The theory that the moon was not flat, and that it was round, was not proven externally (some guy traveling to the moon and checking).. rather it was most likely proven internally in the person's telescope (what does internal mean again? Oh that's right it is a buzz phrase and I can twist it to mean whatever I want, including the mirror in some person's telescope).

This is because once telescopes were readily available to those in power, they could see for themselves that the moon was round. However, if there was still a dispute even after that, then numeric metrics could be applied, like the elliptic ratio (better word?) and angle of ellipticality of the craters, which change closer to the edges. If both of these numerics match a model (math or miniature) of round craters viewed at an angle due to being on a sphere, that lends credibility to the round hypothesis. This would put the ball into the flat court to find an explanation for the elliptic shape and angle of craters at the edges. Just because something didn't need to be solved with metrics does not mean it can't.

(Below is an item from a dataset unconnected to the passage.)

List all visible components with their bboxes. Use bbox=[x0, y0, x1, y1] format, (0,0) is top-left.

Outer factors such as winds, gravity, etc obviously affect the rocket mission (which are not part of the internal design but are outer scientific factors). What is your point? Rocket failures, usually have nothing to do with science theory failing - rather humans are usually the cause of rocket mission failure (and humans are an outer factor, not part of the internal scientifically proven design. If humans failed, then they didn't use enough science). Failures are usually due to some stupid software error such as centimeters being sent in when it expected millimeters (which a strong type systems might help with). Internal errors such as software errors are problems from external sources (a human's fingers). So I'm still not sure what your point is. If we can prove that sending a 200 million dollar rocket to space will fail in our emulator using science - please do. Don't send it to some outer planet and waste 200 million on an outer test case, until it has rigorously been proven on the cheap first (science, math, paper, are all cheap). If we have appropriate measures to test first, we should. Prove it before sending it into the real external world, which could cause a 200 million dollar loss.

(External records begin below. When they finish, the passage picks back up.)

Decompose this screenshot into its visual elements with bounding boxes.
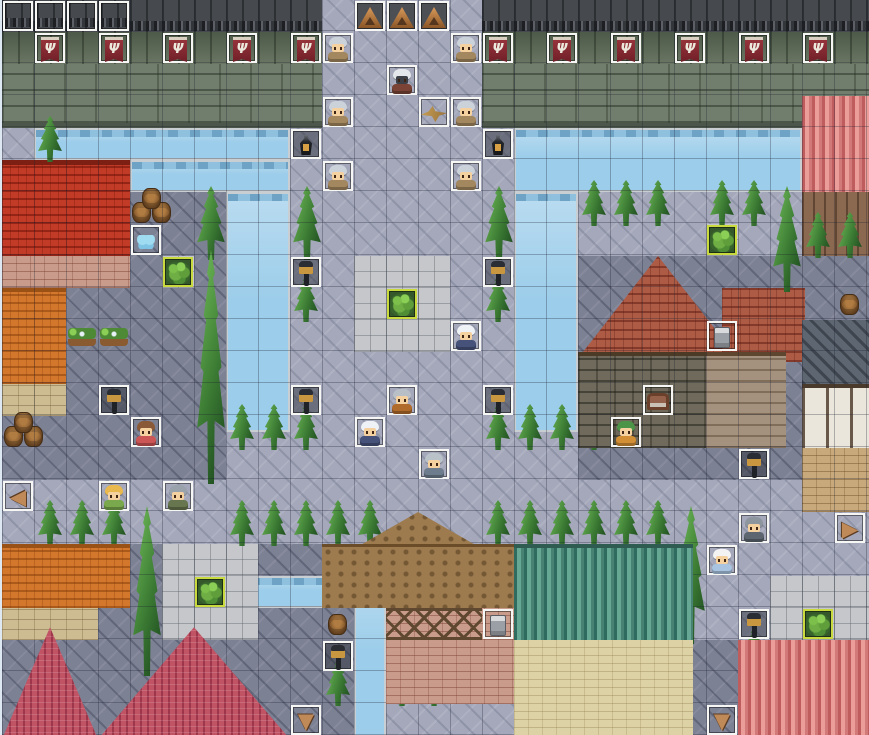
banner-icon: Ψ (105, 37, 123, 62)
roof-red-region (2, 160, 130, 256)
event-hatch[interactable] (643, 385, 673, 415)
event-nun[interactable] (451, 321, 481, 351)
barrels3-decor (2, 416, 66, 448)
npc-nun-sprite (358, 421, 382, 447)
npc-nun-sprite (454, 325, 478, 351)
event-chimney-ev[interactable] (707, 321, 737, 351)
event-lamp[interactable] (483, 385, 513, 415)
gate-spike-icon (422, 7, 446, 28)
battlement-icon (101, 18, 127, 27)
npc-knight-sprite (326, 37, 350, 63)
event-spike[interactable] (419, 1, 449, 31)
event-lamp[interactable] (483, 257, 513, 287)
water-region (514, 192, 578, 432)
sign-left-icon: ◀ (5, 485, 31, 509)
event-bush[interactable] (195, 577, 225, 607)
banner-icon: Ψ (41, 37, 59, 62)
roof-darkgray-region (802, 320, 869, 384)
roof-orange-region (2, 288, 66, 384)
battlement-icon (5, 18, 31, 27)
event-lamp[interactable] (739, 449, 769, 479)
event-sign-right[interactable]: ▶ (835, 513, 865, 543)
garden-bush-icon (198, 582, 222, 604)
roof-salmon-region (738, 640, 869, 735)
street-lamp-icon (746, 613, 762, 639)
furnace-hatch-icon (647, 393, 669, 410)
npc-villager-sprite (614, 421, 638, 447)
event-sign-down[interactable]: ▼ (707, 705, 737, 735)
event-nun[interactable] (355, 417, 385, 447)
event-butterfly[interactable] (131, 225, 161, 255)
street-lamp-icon (490, 261, 506, 287)
npc-guard-sprite (166, 485, 190, 511)
npc-armor-soldier-sprite (742, 517, 766, 543)
npc-knight-sprite (326, 165, 350, 191)
event-knight[interactable] (451, 33, 481, 63)
event-banner[interactable]: Ψ (35, 33, 65, 63)
event-lamp[interactable] (323, 641, 353, 671)
event-knight[interactable] (451, 161, 481, 191)
roof-brown-region (322, 544, 546, 608)
canvas-edge (0, 0, 2, 735)
gate-spike-icon (390, 7, 414, 28)
event-warrior[interactable] (387, 385, 417, 415)
wall-white-region (802, 384, 869, 448)
event-spike[interactable] (387, 1, 417, 31)
event-banner[interactable]: Ψ (163, 33, 193, 63)
barrel-decor (322, 608, 354, 640)
event-soldier[interactable] (419, 449, 449, 479)
street-lamp-icon (298, 261, 314, 287)
event-bush[interactable] (803, 609, 833, 639)
butterfly-icon (137, 235, 155, 249)
event-knight[interactable] (323, 161, 353, 191)
npc-knight-sprite (454, 165, 478, 191)
event-knight[interactable] (323, 33, 353, 63)
roof-green-region (514, 544, 693, 640)
wall-tan-region (2, 384, 66, 416)
planter-decor (98, 320, 130, 352)
water-region (226, 192, 290, 432)
npc-kid-sprite (102, 485, 126, 511)
hawk-icon (421, 105, 447, 123)
sign-down-icon: ▼ (709, 709, 735, 733)
event-maid[interactable] (131, 417, 161, 447)
event-lamp[interactable] (291, 385, 321, 415)
timber-region (386, 608, 482, 640)
event-bush[interactable] (707, 225, 737, 255)
event-bush[interactable] (163, 257, 193, 287)
event-armor-soldier[interactable] (739, 513, 769, 543)
banner-icon: Ψ (169, 37, 187, 62)
npc-maid-sprite (134, 421, 158, 447)
wall-brick-region (2, 256, 130, 288)
sign-right-icon: ▶ (837, 517, 863, 541)
event-lamp[interactable] (291, 257, 321, 287)
banner-icon: Ψ (233, 37, 251, 62)
street-lamp-icon (330, 645, 346, 671)
event-guard[interactable] (163, 481, 193, 511)
banner-icon: Ψ (553, 37, 571, 62)
map-canvas[interactable]: ΨΨΨΨΨΨΨΨΨΨΨ◀▶▼▼ (0, 0, 869, 735)
event-bell[interactable] (291, 129, 321, 159)
event-bell[interactable] (483, 129, 513, 159)
npc-warrior-sprite (390, 389, 414, 415)
garden-bush-icon (166, 262, 190, 284)
banner-icon: Ψ (617, 37, 635, 62)
npc-bonnet-girl-sprite (710, 549, 734, 575)
event-battlement[interactable] (35, 1, 65, 31)
event-banner[interactable]: Ψ (227, 33, 257, 63)
hanging-lantern-icon (298, 135, 314, 155)
event-banner[interactable]: Ψ (675, 33, 705, 63)
wall-cream-region (514, 640, 693, 735)
event-battlement[interactable] (99, 1, 129, 31)
event-battlement[interactable] (67, 1, 97, 31)
event-banner[interactable]: Ψ (803, 33, 833, 63)
event-chimney-ev[interactable] (483, 609, 513, 639)
npc-knight-sprite (326, 101, 350, 127)
npc-soldier-sprite (422, 453, 446, 479)
hanging-lantern-icon (490, 135, 506, 155)
event-kid[interactable] (99, 481, 129, 511)
roof-salmon-region (802, 96, 869, 192)
banner-icon: Ψ (297, 37, 315, 62)
banner-icon: Ψ (809, 37, 827, 62)
event-knight[interactable] (323, 97, 353, 127)
event-banner[interactable]: Ψ (739, 33, 769, 63)
battlement-icon (37, 18, 63, 27)
event-sign-down[interactable]: ▼ (291, 705, 321, 735)
wall-top-region (482, 0, 869, 32)
event-bonnet-girl[interactable] (707, 545, 737, 575)
event-bush[interactable] (387, 289, 417, 319)
street-lamp-icon (298, 389, 314, 415)
event-death-knight[interactable] (387, 65, 417, 95)
barrels3-decor (130, 192, 194, 224)
gate-spike-icon (358, 7, 382, 28)
event-knight[interactable] (451, 97, 481, 127)
chimney-icon (490, 615, 506, 636)
event-sign-left[interactable]: ◀ (3, 481, 33, 511)
banner-icon: Ψ (681, 37, 699, 62)
event-lamp[interactable] (739, 609, 769, 639)
event-spike[interactable] (355, 1, 385, 31)
event-banner[interactable]: Ψ (547, 33, 577, 63)
npc-knight-sprite (454, 37, 478, 63)
street-lamp-icon (106, 389, 122, 415)
event-banner[interactable]: Ψ (291, 33, 321, 63)
event-banner[interactable]: Ψ (99, 33, 129, 63)
sign-down-icon: ▼ (293, 709, 319, 733)
wall-smid-region (706, 352, 786, 448)
event-lamp[interactable] (99, 385, 129, 415)
barrel-decor (834, 288, 866, 320)
roof-orange-region (2, 544, 130, 608)
planter-decor (66, 320, 98, 352)
event-hawk[interactable] (419, 97, 449, 127)
garden-bush-icon (806, 614, 830, 636)
garden-bush-icon (390, 294, 414, 316)
street-lamp-icon (746, 453, 762, 479)
banner-icon: Ψ (745, 37, 763, 62)
chimney-icon (714, 327, 730, 348)
water-region (34, 128, 290, 160)
event-battlement[interactable] (3, 1, 33, 31)
event-banner[interactable]: Ψ (611, 33, 641, 63)
npc-knight-sprite (454, 101, 478, 127)
npc-death-knight-sprite (390, 69, 414, 95)
wall-brick2-region (802, 448, 869, 512)
banner-icon: Ψ (489, 37, 507, 62)
battlement-icon (69, 18, 95, 27)
event-villager[interactable] (611, 417, 641, 447)
event-banner[interactable]: Ψ (483, 33, 513, 63)
wall-sdark-region (578, 352, 706, 448)
street-lamp-icon (490, 389, 506, 415)
garden-bush-icon (710, 230, 734, 252)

Pre-flight testing is often done with simulations, which are a cheaper, but imperfect, stand-in for reality. Simulations for software engineering are more difficult because our models of the human mind are far less accurate than our physical models, and vary per mind.

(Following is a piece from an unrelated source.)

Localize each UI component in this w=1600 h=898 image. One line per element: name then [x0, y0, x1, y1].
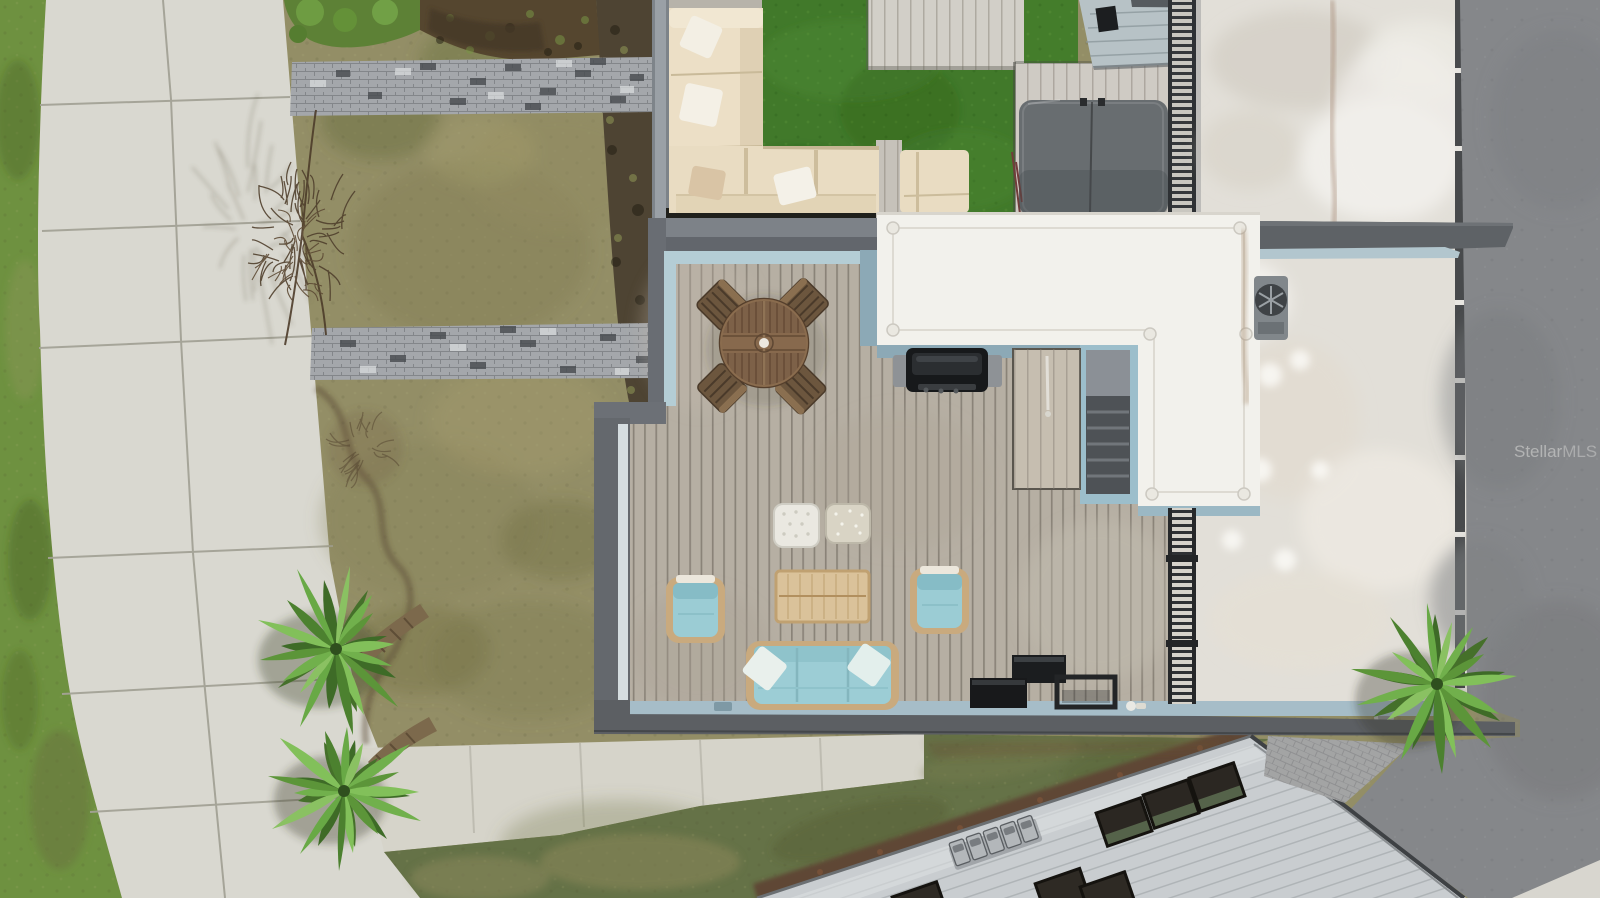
svg-text:StellarMLS: StellarMLS — [1514, 442, 1597, 461]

Also, I am skeptical of "[rocket] Failures are usually due to some stupid software error". Many are, but I doubt most. (Related: QA article cited in SpaceShuttle.)

You are skeptical.. well, I have never once heard of a rocket that crashed due to science or math. It is usually always a failure of the human doing something wrong. Please provide references where there are rocket crashes due to science and math failing, or whatever it is you think are the cause of rocket mission failures. It is exactly why Ada and such languages are recommended - since they prevent dumb errors (and more complex errors too) and support strong type checking, contract programming (SPARK), integrity checks, etc.)

It was either Mariner I or Mariner III that crashed due to a Fortran coding error. I do agree that a strong-typed language is better for expensive and life-threatening missions. However, that does not necessarily mean they are good for every domain. PickTheRightToolForTheJob.

But a fortran coding error is a human error. Either the human coded something wrong, or the fortran compiler generated incorrect code since the compiler was created by a human which made a mistake.

Maybe I am not understanding the question.